In DL, all patients with bilateral patency in MR HSG and cHSG were found to be patent.
Among the patients with tubal blocks, 7 had unilateral blocks and 9 had bilateral
blocks. Six patients with bilateral blocks in MR HSG were found to have unilateral
blocks in DL. Five patients with bilateral blocks in cHSG were found to have unilateral
blocks in DL.
We attribute the increased patency in DL to the fact that the tubes were opened during
the previous two procedures as stated by Sadowski et al.[5]
He also identified associated findings of three cases of myomas, two cases of uterine
anomalies [1 arcuate, 1 partial septate], one hydrosalphinx, one endometrioma, and
one atrophic ovary similar to our study.
Our results are comparable with the study done by Winter et al.[7] in which 27 out of 33 patients had bilateral tubal patencies and 1 out of 6 patients
had bilateral block which were confirmed using laparoscopy. In the same study, tubal
catheterization was done in two patients and in three of the remaining six patients
with bilateral tubal blocks, neither cHSG nor laparoscopy could be done.
Fatemeh et al.[13] in their study stated that the sensitivity and specificity of HSG in detecting bilateral
tubal patencies or tubal blocks were 92.1% and 85.7%, respectively. The PPV, NPV,
and diagnostic accuracy were 97.2%, 66.7%, and 91.1%, respectively. Our results were
comparable with the statistical values obtained in our study.
Conclusion
MR HSG is a novel upcoming investigation method with very few pioneering studies at
both national and international levels. This study is distinctive in the sense that
it explores the utility and feasibility of HSG being done using MRI.
MR HSG gives promising results as good as the age old investigation of X-ray HSG.

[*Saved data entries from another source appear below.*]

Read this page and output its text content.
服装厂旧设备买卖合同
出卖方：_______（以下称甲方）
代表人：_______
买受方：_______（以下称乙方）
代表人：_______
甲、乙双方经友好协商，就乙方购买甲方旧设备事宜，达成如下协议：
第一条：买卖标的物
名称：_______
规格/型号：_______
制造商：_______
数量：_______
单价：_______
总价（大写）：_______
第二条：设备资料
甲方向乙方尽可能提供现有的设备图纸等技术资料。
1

In addition, it picks up uterine and extrauterine pathologies determining the management
protocol in infertility. It also has the added advantage of avoidance of radiation
exposure to the potential reproductive organs and use of highly diluted contrast.

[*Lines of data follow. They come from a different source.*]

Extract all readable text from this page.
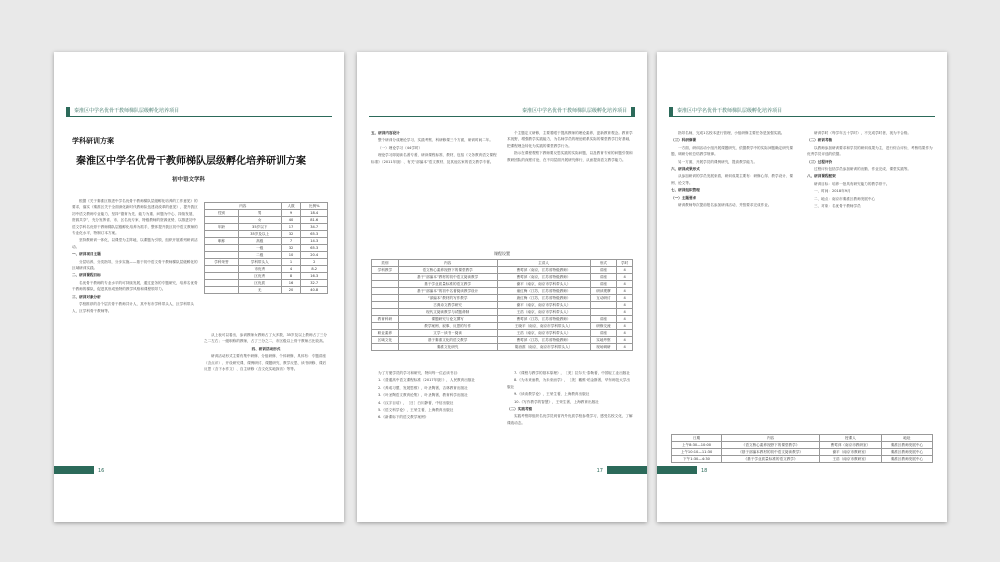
秦淮区中学名优骨干教师梯队层级孵化培养项目
学科研训方案
秦淮区中学名优骨干教师梯队层级孵化培养研训方案
初中语文学科

根据《关于秦淮区推进中学名优骨干教师梯队层级孵化培养的工作意见》的要求，落实《秦淮区关于全面深化新时代教师队伍建设改革的意见》，提升我区初中语文教师专业能力，坚持“德育为先、能力为重、问题为中心、持续发展、资源共享”，充分发挥省、市、区名优专家、特级教师的资源优势，以推进初中语文学科名优骨干教师梯队层级孵化培养为抓手，整体提升我区初中语文教师的专业化水平，特制订本方案。

坚持教研训一体化，以课堂为主阵地，以课题为引领，组织开展系列研训活动。

一、研训项目主题

分层培养，分类指导，分步实施——基于初中语文骨干教师梯队层级孵化的区域研训实践。

二、研训课程目标

名优骨干教师的专业水平的可持续发展，通过更务的专题研究，培养名优骨干教师的梯队，促进其形成独特的教学风格和课程领导力。

三、研训对象分析

学校推荐的各个层次骨干教师共计人，其中有市学科带头人，区学科带头人，区学科骨干教师等。

内容		人数	比例%
性别	男	9	18.4
	女	40	81.6
年龄	35岁以下	17	34.7
	35岁及以上	32	65.3
职称	高级	7	14.3
	一级	32	65.3
	二级	10	20.4
学科荣誉	学科带头人	1	2
	市优秀	4	8.2
	区优秀	8	16.3
	区优质	16	32.7
	无	20	40.8

从上表可以看出，参训教师女教师占了大多数，35岁及以上教师占了三分之二左右；一级职称的教师，占了三分之二，市区级以上骨干教师占比较高。

四、研训活动形式

研训活动形式主要有集中研修、分组研修、个体研修，具体有：专题讲座（含点评）、开设研究课、课例研讨、课题研究、教学反思、读书研修、课后反思（含下水作文）、自主研修（含文化实地探访）等等。

16
秦淮区中学名优骨干教师梯队层级孵化培养项目

五、研训内容设计

整个研训分成理论学习、实践考察、科研修课三个方面，研训时间二年。

（一）理论学习（44学时）

理论学习即阅读名著专著，研读课程标准、教材，包括《义务教育语文课程标准》（2011年版）、有关“部编本”语文教材、及其他名家的语文教学专著。

个主题定义研修，主要着眼于提高教师的理论素养，更新教育观念。教育学术视野，增强教学实践能力，为名师学员的理论联系实际的课堂教学打好基础，把课程理念转化为实践的课堂教学行为。

指示在课程观察下教师要反思实践的实际问题，以及教育专家的问题引领和教研团队的深度讨论，在不同层面开展研究修行，从而提高语文教学能力。

课程设置
类别	内容	主讲人	形式	学时
学科教学	语文核心素养视野下的课堂教学	曹莺萍（南京，江苏省特级教师）	讲座	4
	基于“部编本”教材的初中语文阅读教学	曹莺萍（南京，江苏省特级教师）	讲座	4
	基于学业质量标准的语文教学	谢平（南京，南京市学科带头人）	讲座	4
	基于“部编本”的初中名著阅读教学设计	童红梅（江苏，江苏省特级教师）	研读观摩	4
	“部编本”教材的写作教学	唐红梅（江苏，江苏省特级教师）	互动研讨	4
	古典诗文教学研究	谢平（南京，南京市学科带头人）		4
	现代文阅读教学与试题命制	王浩（南京，南京市学科带头人）		4
教育科研	课题研究与论文撰写	曹莺萍（江苏，江苏省特级教师）	讲座	4
	教学案例、叙事、反思的写作	王晓平（南京，南京市学科带头人）	研修交流	4
职业素养	文学－读书－阅读	王浩（南京，南京市学科带头人）	讲座	4
区域文化	基于秦淮文化的语文教学	曹莺萍（江苏，江苏省特级教师）	实地考察	4
	秦淮文化研究	胡治淮（南京，南京市学科带头人）	现场调研	4

为了方便学员的学习和研究，特向每一位必读书目：

1.《普通高中语文课程标准（2017年版）》，人民教育出版社

2.《养成习惯，发展思维》，叶圣陶著，吉林教育出版社

3.《叶圣陶语文教育论集》，叶圣陶著，教育科学出版社

4.《汉字百话》，［日］白川静著，中信出版社

5.《语文科学论》，王荣生著，上海教育出版社

6.《新课标下的语文教学案例》

7.《课程与教学的基本原理》，［美］拉尔夫·泰勒著，中国轻工业出版社

8.《为未来而教，为未来而学》，［美］戴维·珀金斯著，华东师范大学出版社

9.《读谈教学论》，王荣生著，上海教育出版社

10.《写作教学的智慧》，王荣生著，上海教育出版社

（二）实践考察

实践考察即组织名优学员到省内外优质学校参观学习，感受名校文化，了解课改动态。

17
秦淮区中学名优骨干教师梯队层级孵化培养项目

指导名师，完成1名校本进行管理，小组研修主要任务是加强实践。

（三）科研修课

一方面，研训活动小组开展课题研究，依据教学中的实际问题确定研究课题，调研分析总结教学规律。

另一方面，开展学员的课例研究，提高教学能力。

六、研训成果形式

从参加研训的学员发展来看，研训成果主要有：研修心得、教学设计、课例、论文等。

七、研训组织管理

（一）主题要求

研训教师每次提前报名参加研训活动，并按要求完成作业。

研训学时（每学年五十学时），不完成学时者，视为不合格。

（二）研训考核

以教师参加研训要求和学员的研训成果为主，进行综合评价，考核结果作为优秀学员评选的依据。

（三）过程评价

过程评价包括学员参加研训的出勤、作业完成、课堂实践等。

八、研训课程框架

研训目标：培养一批具有研究能力的教学骨干。

一、时间：2018年9月

二、地点：南京市秦淮区教师发展中心

三、对象：名优骨干教师学员

日期	内容	授课人	地址
上午8:30—10:00	《语文核心素养视野下的课堂教学》	曹莺萍（南京市教研室）	秦淮区教师发展中心
上午10:10—11:30	《基于部编本教材的初中语文阅读教学》	谢平（南京市教研室）	秦淮区教师发展中心
下午1:30—4:30	《基于学业质量标准的语文教学》	王浩（南京市教研室）	秦淮区教师发展中心
18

The use of MR HSG in pelvic MRI in cases of infertility protocols has a great way
in the future. It can replace cHSG and can be the one-stop investigation method for
identifying uterine lesions, structural abnormalities, tubal status, and ovaries in
female infertility workup.
Acknowledgement
Prof. Dr. Shanthi, Professor and Head, Department of Obstetrics and Gynaecology, Kilpauk
Medical College, Kilpauk, Chennai – 600010.